Melbourne buyer’s advocate Cate Bakos said it was no surprise that rental yields were down across the capital cities given the double-digit growth in house prices across the year.
“House prices have definitely outstripped rental yields,” Ms Bakos said. “It’s not surprising given house prices have moved by 20-something per cent this year.”
However, it wouldn’t stop investors getting into the market. Many would be looking to invest for capital growth – the profit they get when selling their investment house – rather than the yield from rents, she said.
With prices flying, yields fell in most capital cities across the quarter, Domain data showed, but not in Darwin. Yields there rose 1.9 per cent as rents surged by a huge 25.3 per cent, far above the jump in the city’s house prices.

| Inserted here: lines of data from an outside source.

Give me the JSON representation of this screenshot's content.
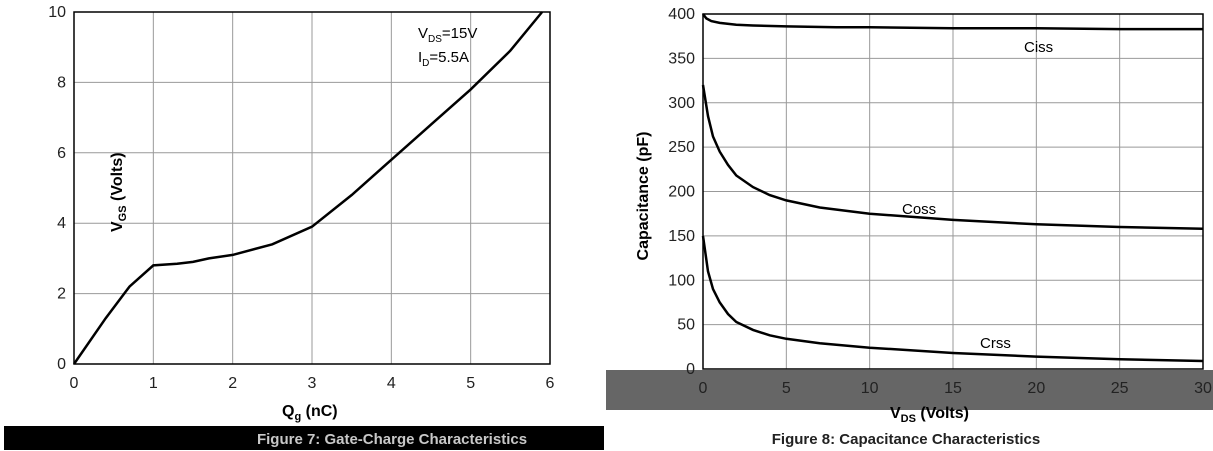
{
  "colors": {
    "curve": "#000000",
    "grid": "#999999",
    "caption_bg": "#000000",
    "caption_text": "#c8c8c8",
    "footer_bg": "#666666"
  },
  "chart_data": [
    {
      "type": "line",
      "title": "",
      "caption": "Figure 7: Gate-Charge Characteristics",
      "xlabel": "Q",
      "xlabel_sub": "g",
      "xlabel_unit": " (nC)",
      "ylabel": "V",
      "ylabel_sub": "GS",
      "ylabel_unit": " (Volts)",
      "xlim": [
        0,
        6
      ],
      "ylim": [
        0,
        10
      ],
      "x_ticks": [
        "0",
        "1",
        "2",
        "3",
        "4",
        "5",
        "6"
      ],
      "y_ticks": [
        "0",
        "2",
        "4",
        "6",
        "8",
        "10"
      ],
      "grid": true,
      "annotations": [
        "Vₓₛ=15V",
        "Iₙ=5.5A"
      ],
      "annotation_lines": [
        {
          "main": "V",
          "sub": "DS",
          "rest": "=15V"
        },
        {
          "main": "I",
          "sub": "D",
          "rest": "=5.5A"
        }
      ],
      "series": [
        {
          "x": [
            0,
            0.4,
            0.7,
            1.0,
            1.3,
            1.5,
            1.7,
            2.0,
            2.5,
            3.0,
            3.5,
            4.0,
            4.5,
            5.0,
            5.5,
            5.9
          ],
          "y": [
            0,
            1.3,
            2.2,
            2.8,
            2.85,
            2.9,
            3.0,
            3.1,
            3.4,
            3.9,
            4.8,
            5.8,
            6.8,
            7.8,
            8.9,
            10.0
          ]
        }
      ]
    },
    {
      "type": "line",
      "title": "",
      "caption": "Figure 8: Capacitance Characteristics",
      "xlabel": "V",
      "xlabel_sub": "DS",
      "xlabel_unit": " (Volts)",
      "ylabel": "Capacitance (pF)",
      "xlim": [
        0,
        30
      ],
      "ylim": [
        0,
        400
      ],
      "x_ticks": [
        "0",
        "5",
        "10",
        "15",
        "20",
        "25",
        "30"
      ],
      "y_ticks": [
        "0",
        "50",
        "100",
        "150",
        "200",
        "250",
        "300",
        "350",
        "400"
      ],
      "grid": true,
      "series": [
        {
          "name": "Ciss",
          "x": [
            0,
            0.2,
            0.5,
            1,
            2,
            3,
            5,
            8,
            10,
            15,
            20,
            25,
            30
          ],
          "y": [
            400,
            395,
            392,
            390,
            388,
            387,
            386,
            385,
            385,
            384,
            384,
            383,
            383
          ]
        },
        {
          "name": "Coss",
          "x": [
            0,
            0.3,
            0.6,
            1,
            1.5,
            2,
            3,
            4,
            5,
            7,
            10,
            15,
            20,
            25,
            30
          ],
          "y": [
            320,
            285,
            262,
            245,
            230,
            218,
            205,
            196,
            190,
            182,
            175,
            168,
            163,
            160,
            158
          ]
        },
        {
          "name": "Crss",
          "x": [
            0,
            0.3,
            0.6,
            1,
            1.5,
            2,
            3,
            4,
            5,
            7,
            10,
            15,
            20,
            25,
            30
          ],
          "y": [
            150,
            110,
            90,
            75,
            62,
            53,
            44,
            38,
            34,
            29,
            24,
            18,
            14,
            11,
            9
          ]
        }
      ],
      "series_labels": [
        "Ciss",
        "Coss",
        "Crss"
      ]
    }
  ]
}
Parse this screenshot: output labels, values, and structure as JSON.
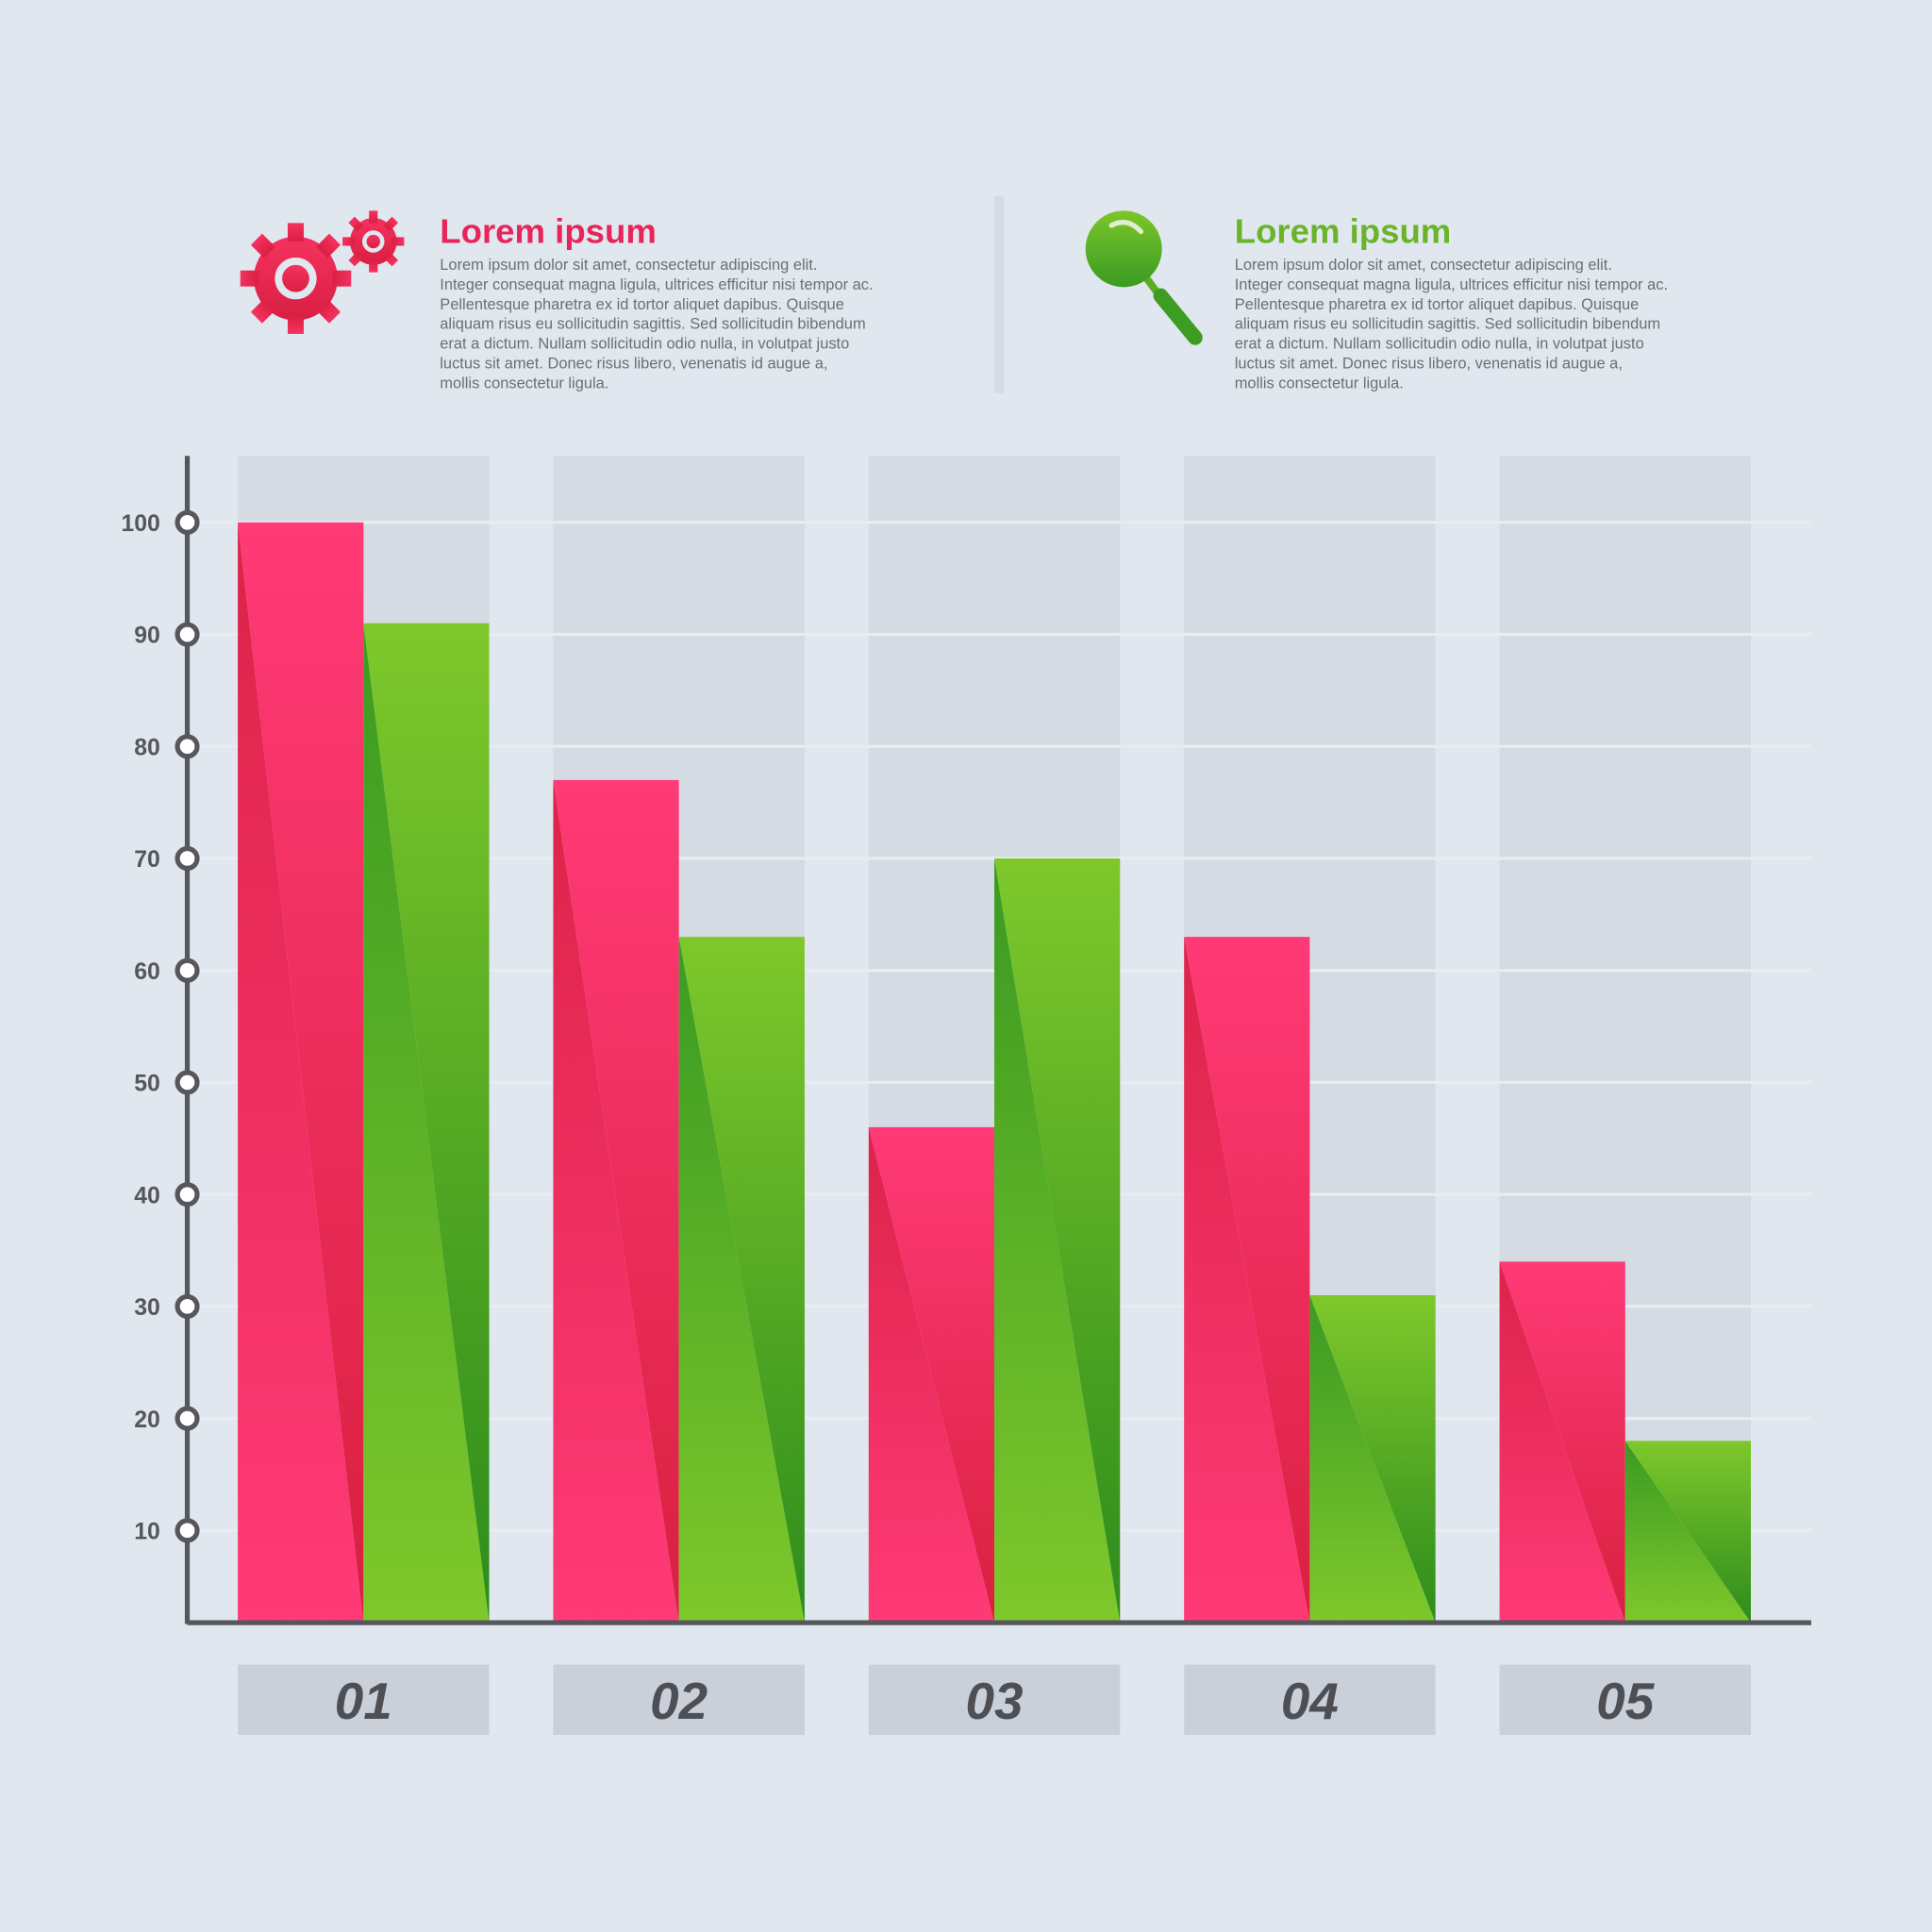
{
  "header": {
    "left": {
      "icon": "gears-icon",
      "title": "Lorem ipsum",
      "color": "#e8245a",
      "lines": [
        "Lorem ipsum dolor sit amet, consectetur adipiscing elit.",
        "Integer consequat magna ligula, ultrices efficitur nisi tempor ac.",
        "Pellentesque pharetra ex id tortor aliquet dapibus. Quisque",
        "aliquam risus eu sollicitudin sagittis. Sed sollicitudin bibendum",
        "erat a dictum. Nullam sollicitudin odio nulla, in volutpat justo",
        "luctus sit amet. Donec risus libero, venenatis id augue a,",
        "mollis consectetur ligula."
      ]
    },
    "right": {
      "icon": "magnifier-icon",
      "title": "Lorem ipsum",
      "color": "#6ab42a",
      "lines": [
        "Lorem ipsum dolor sit amet, consectetur adipiscing elit.",
        "Integer consequat magna ligula, ultrices efficitur nisi tempor ac.",
        "Pellentesque pharetra ex id tortor aliquet dapibus. Quisque",
        "aliquam risus eu sollicitudin sagittis. Sed sollicitudin bibendum",
        "erat a dictum. Nullam sollicitudin odio nulla, in volutpat justo",
        "luctus sit amet. Donec risus libero, venenatis id augue a,",
        "mollis consectetur ligula."
      ]
    }
  },
  "chart_data": {
    "type": "bar",
    "categories": [
      "01",
      "02",
      "03",
      "04",
      "05"
    ],
    "series": [
      {
        "color": "#ff3a77",
        "values": [
          100,
          77,
          46,
          63,
          34
        ]
      },
      {
        "color": "#7cc62a",
        "values": [
          91,
          63,
          70,
          31,
          18
        ]
      }
    ],
    "yticks": [
      10,
      20,
      30,
      40,
      50,
      60,
      70,
      80,
      90,
      100
    ],
    "ylim": [
      0,
      105
    ],
    "grid": true,
    "legend": "none"
  }
}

Aus Property Professionals director Lloyd Edge said though Darwin’s yields looked good, most investors were wary of buying property there and were instead looking in regional areas including in NSW where the state government is now pushing to scrap capital gains tax breaks for investors.
“What I’m seeing at the moment is people are going to the regional centres like Newcastle, Orange or Albury because there is nothing like it in the city and there are much higher rental yields,” Mr Edge said. “Those with a bigger budget tend to buy two properties rather than just one.”
Property investors were also looking to cities like Adelaide, where they could get a bigger bang for their buck, he said. They were not investing as much as they once had in Sydney, or Brisbane, where yields were also falling and house prices soaring.
Brisbane’s rising house prices were stopping some investors from buying closer to the Brisbane CBD, Property Zest founder and principal Karen Young said.
“Every suburb’s house prices have gone up in the past six or nine months – sometimes people are getting priced out of houses that are within 15 kilometres of the city,” Ms Young said. “The huge pricing drive means cashflow investors (those looking to make a profit from rents) are finding it difficult.”
Even so, the market was busier than ever, with buyer’s advocates having to turn away business as they did not have enough time, she said.
First-time buyers, often priced out of the Sydney and Melbourne markets, were looking to invest somewhere more affordable to be able to get into the market, Ms Young said.
“There are two main groups of investors – those in the lower-priced market of $500,000 to $600,000 and then those in the $800,000 to $1.2 million price band,” she said.
Those looking to buy had not been put off by the recent announcement by the Australian Prudential Regulatory Authority on assessing borrowers’ ability to repay a mortgage at 3 percentage points above the interest rate, Ms Young said.
Meanwhile, Melbourne investors, like those in Sydney, were looking to “get on the gravy train” and buy in regional areas that had boomed during the recent coronavirus crisis, buyer’s advocate Ms Bakos said.
Those with enough money were still looking to buy period homes closer to the CBD, as they had always had great capital growth.
While yields were down in Melbourne and other capitals, it would not last for long, with rents expected to snap back once Australian borders that were closed under COVID-19 restrictions, reopened and international tenants returned, she said.
“Typically we see an elasticity in capital city rents,” Ms Bakos said. “The parity won’t be where it is at now for long.”